Unfortunately, just knowing the average point score % for two opponents doesn’t really predict who will win the set. I honestly thought it would…or that it would fair better than it did. Here’s what I did:
1. Find the point score % average for every team in the dataset
2. Set up all the matchups between teams, per set, as well as tag which team won the set – merged it with our previous dataframe & added the PointScore Differential between the two teams. Again, this is the difference in average PS% between team 1 and team 2 based on their overall data.
3. Because we’re looking at a binary (only 2 outcomes, winning or losing) classification problem, we’re going to use logistic regression.
3a. Specifically, we’re going to use the historical difference in PS% between the two teams to try and predict who will win the set
3b. More specifically, we’re going to split our dataset in two. We’re going to use 80% of the data to build a model – this is called the training set. The other 20% is what we call the testing set. This 20% portion of the data will allow us to see how well our model works at predicting unknown outcomes – the future, for example.
3c. Last thing I swear. Logistic regression is really about probabilities. Given an input, X, what is the % likelihood that Y will occur. In our case, given PS% difference, what is the % likelihood the team will win the set. To this extent, we classify the model as predicting a win if the probability it spits out is >50%. Naturally, if this is not the case, we determine the model predicts a loss. This is seen in the code:
glm.pred <- ifelse(glm.probs > 0.5, 1, 0)
These two charts are the same. The distribution of PS% difference is on the x-axis, the probability of winning the set is on the y-axis. The curve shows that for a given value of x (PS% diff), we expect a probability of y (prob. of winning the set)
4. So, what do these graphs even mean?! First of all, they both represent the same thing. The blue/red curves represent the logistic model we get from the data. Translation: the curve is the probability of winning the set, given the specific PS% difference – and we see that as the PS% difference goes from negative to positive, the team has a higher probability of winning the set. This makes logical sense, right?

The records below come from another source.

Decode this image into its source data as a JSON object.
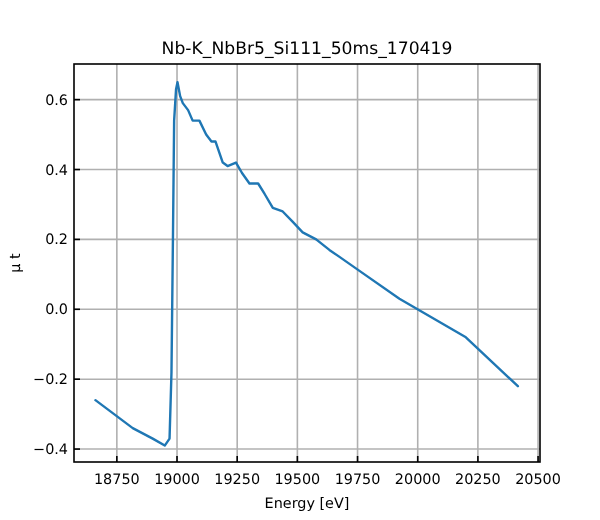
{
  "chart_data": {
    "type": "line",
    "title": "Nb-K_NbBr5_Si111_50ms_170419",
    "xlabel": "Energy [eV]",
    "ylabel": "μ t",
    "x": [
      18661,
      18816,
      18899,
      18949,
      18969,
      18977,
      18983,
      18988,
      18996,
      19002,
      19013,
      19024,
      19046,
      19065,
      19093,
      19121,
      19143,
      19160,
      19190,
      19210,
      19245,
      19270,
      19301,
      19337,
      19364,
      19398,
      19439,
      19481,
      19522,
      19578,
      19633,
      19675,
      19758,
      19924,
      20200,
      20416
    ],
    "series": [
      {
        "color": "#1f77b4",
        "values": [
          -0.26,
          -0.34,
          -0.37,
          -0.39,
          -0.37,
          -0.18,
          0.2,
          0.54,
          0.63,
          0.65,
          0.61,
          0.59,
          0.57,
          0.54,
          0.54,
          0.5,
          0.48,
          0.48,
          0.42,
          0.41,
          0.42,
          0.39,
          0.36,
          0.36,
          0.33,
          0.29,
          0.28,
          0.25,
          0.22,
          0.2,
          0.17,
          0.15,
          0.11,
          0.03,
          -0.08,
          -0.22
        ]
      }
    ],
    "xlim": [
      18572,
      20508
    ],
    "ylim": [
      -0.437,
      0.702
    ],
    "xticks": [
      18750,
      19000,
      19250,
      19500,
      19750,
      20000,
      20250,
      20500
    ],
    "yticks": [
      {
        "value": -0.4,
        "label": "−0.4"
      },
      {
        "value": -0.2,
        "label": "−0.2"
      },
      {
        "value": 0,
        "label": "0.0"
      },
      {
        "value": 0.2,
        "label": "0.2"
      },
      {
        "value": 0.4,
        "label": "0.4"
      },
      {
        "value": 0.6,
        "label": "0.6"
      }
    ],
    "grid": true,
    "line_style": "solid",
    "marker": "none"
  }
}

5. Reading the charts – if historically a team’s PS% has been 45% and their opponent historically has averaged 40% (…a difference between the two of 5% or 0.05 on our charts) then we find +0.05 on the x-axis and then move up until we hit the curve, then look left at the y-axis to find the probability of winning the set, in this case it looks like it’s just below 75%.

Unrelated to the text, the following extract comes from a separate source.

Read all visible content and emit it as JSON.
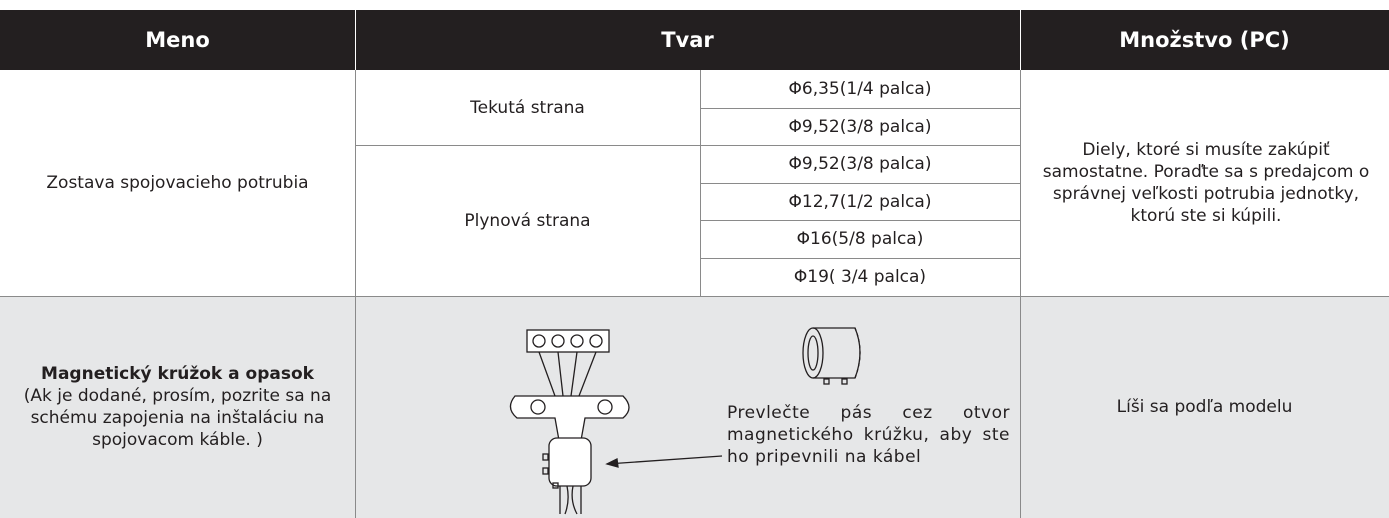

6. Takeaway from the logistic regression curve: if your historical PS% is greater than your opponent (diff > 0) then you are expected to win the set (probability > 50%).
7. Does this actually help us predict the winner? If we knew the historical PS% of each team before the match started, how well could we actually predict the future? Not so much.
8. Few things here ^
8a – That first table with 0s and 1s at the top is a confusion matrix, it’s our way to see if our predictions match up with reality. In this case, we get 1186 (605 + 581) predictions correct out of a total of 1762. This gives us an accuracy of 67.3%. This means that 67.3% of the time, if a team lost, our model predicted a loss (0, 0 in table) OR if a team won (1, 1 in table), our model predict a win. So it’s better than picking winners at random, but that also means that a 1/3 of the time, we guessed wrong. Uh oh. Still worse than Paul the Octopus in the World Cup.

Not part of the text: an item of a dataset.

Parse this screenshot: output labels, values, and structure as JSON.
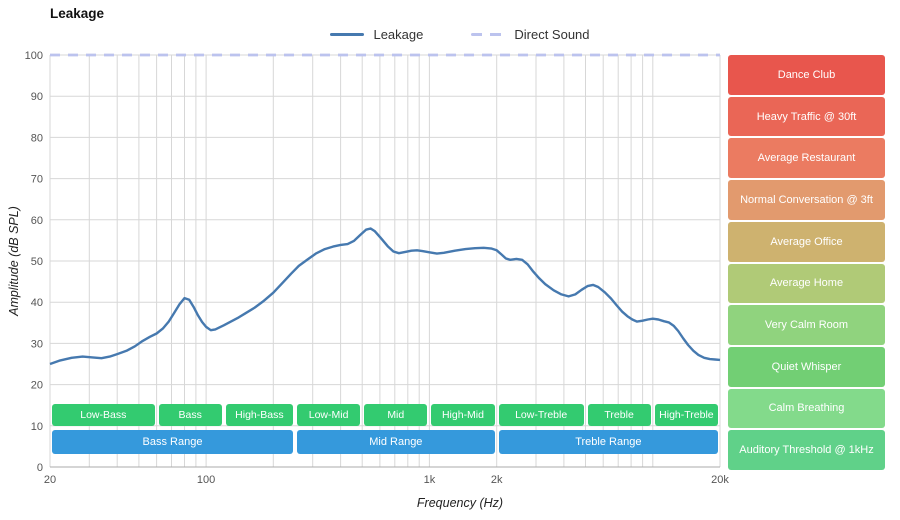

8b – The summary(glm.fit) call is just a description of the logistic model itself, we get some useful information and the coefficient is certainly significant, but again, would we trust this model to accurately predict?
8c – The pR2 function is a “psuedo-R2” that helps us account for how much variance we can explain using this model. Specifically we use the McFadden to get something comparable to an R2 value we’d get using a typical linear regression model.
9. So this model doesn’t accurately predict the outcome of the set – only accounting for 16% of variance. I’m not sure I’d be willing to wager money on this match, given this data. So why is the concept so good, but the execution so terrible? Variation.
10. So this is the PS% for each set – for just the 5 teams listed above. While these teams certainly have averages hovering around 45%, there’s also a wide range of PS% values (from 0% up to 84%). Because of this wild variation, it becomes tough to actually predict the outcome of a set using the difference between historical PS% averages. Dammit.
11. So now what? Maybe we need something more granular than just PS%? Maybe attack efficiency or passer rating? Would using the difference between two team’s ratings in those categories be a better predictor of the future? Possibly.